Yeah. But the outsiders know all that too. This isn't their first hog auction. Judge told me about another cause he's involved in. The other side held a big parade in Washington. His people were banned from marching.
So they held their placards against their chests to hide their sentiments, infiltrated the parade, then raised their placards and marched backwards into the parade disrupting the whole thing but also getting lots of on-air exposure for their placards.
"We will have to be imaginative," he said speaking of preparations for Dallas on November 22.
Many months ago when he and I spoke, he mentioned the idea of entering the storm sewers a few blocks away from Dealey Plaza and popping out at just the right moment. He's still mulling that one, but he's also thinking in terms of very large visible displays that could be staged just outside the security perimeter of the event.
And that brings us to the last piece of this grisly puzzle. Altshuler told the very small group at last week's event that a wealthy Dallas man had contributed half a million dollars for security for the event. That's one heck of a lot of scary head-crackers in helmets with big ugly visors.
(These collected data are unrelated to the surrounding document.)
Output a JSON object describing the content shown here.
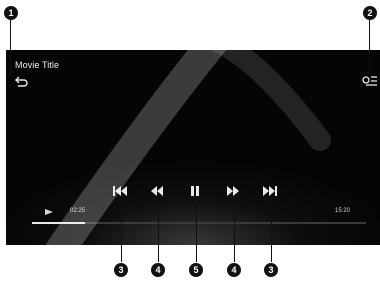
{
  "player": {
    "title": "Movie Title",
    "elapsed": "02:25",
    "total": "15:20",
    "progress_fraction": 0.16
  },
  "icons": {
    "back": "back-icon",
    "settings": "settings-icon",
    "previous": "skip-previous-icon",
    "rewind": "rewind-icon",
    "pause": "pause-icon",
    "fast_forward": "fast-forward-icon",
    "next": "skip-next-icon",
    "play_indicator": "play-icon"
  },
  "callouts": {
    "c1": "1",
    "c2": "2",
    "c3a": "3",
    "c4a": "4",
    "c5": "5",
    "c4b": "4",
    "c3b": "3"
  },
  "colors": {
    "screen": "#050505",
    "text": "#f0f0f0",
    "callout": "#111111"
  }
}
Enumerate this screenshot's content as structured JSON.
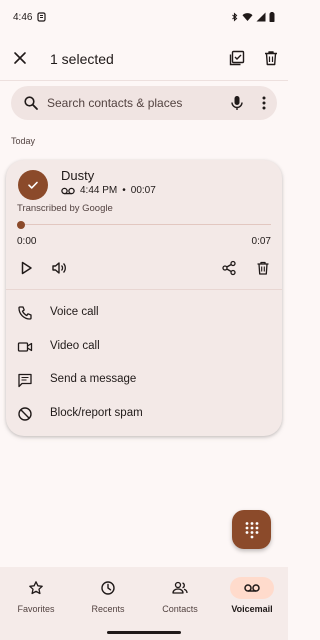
{
  "status_bar": {
    "time": "4:46"
  },
  "app_bar": {
    "title": "1 selected"
  },
  "search": {
    "placeholder": "Search contacts & places"
  },
  "section": {
    "label": "Today"
  },
  "voicemail": {
    "caller": "Dusty",
    "time": "4:44 PM",
    "separator": "•",
    "duration": "00:07",
    "transcription_note": "Transcribed by Google",
    "playback_position": 0,
    "time_start": "0:00",
    "time_end": "0:07"
  },
  "actions": [
    {
      "label": "Voice call",
      "icon": "phone-icon"
    },
    {
      "label": "Video call",
      "icon": "videocam-icon"
    },
    {
      "label": "Send a message",
      "icon": "message-icon"
    },
    {
      "label": "Block/report spam",
      "icon": "block-icon"
    }
  ],
  "bottom_nav": [
    {
      "label": "Favorites",
      "icon": "star-icon",
      "active": false
    },
    {
      "label": "Recents",
      "icon": "clock-icon",
      "active": false
    },
    {
      "label": "Contacts",
      "icon": "people-icon",
      "active": false
    },
    {
      "label": "Voicemail",
      "icon": "voicemail-icon",
      "active": true
    }
  ],
  "colors": {
    "accent": "#8b4a2a",
    "active_indicator": "#ffdbcc",
    "background": "#fdf7f6",
    "card": "#f3e9e7"
  }
}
Did nobody here study the civil rights movement? Gandhi? South Africa? Oh, wait, I forgot. This is the hometown of the man who invented Shock and Awe. No, probably none of the people I'm talking about ever did study any of that stuff, so none of them understand that sending a bunch of baton-wielding, helmeted jackboots out to pepper spray and beat the shit out of American citizens trying to exercise their First Amendment rights plays straight into the other side's hands. The jackboots lose. Always.
None of it will make Dallas look good. It won't put anything behind us. In fact this will dredge up all the specters and wraiths of the past and dance them around the graveyard like corpses on puppet strings.
What does it really say, after all, this mania for control and suppression? Does it sound like an expression of grief? Since when is the hand of grief clenched in a fist? Why does grief need half a million bucks worth of security? I don't hear any grief in it, really. I hear fear and wrath.
That will be the big takeaway, the story, if somebody doesn't find a way to soften this thing up. Dallas needs to throw open the gates, throw open its arms, throw those stupid tickets in a manhole, and let everybody and his dog in for a good old messy snot-blowing cry together. But Dallas doesn't do that. That is the point that will not be missed.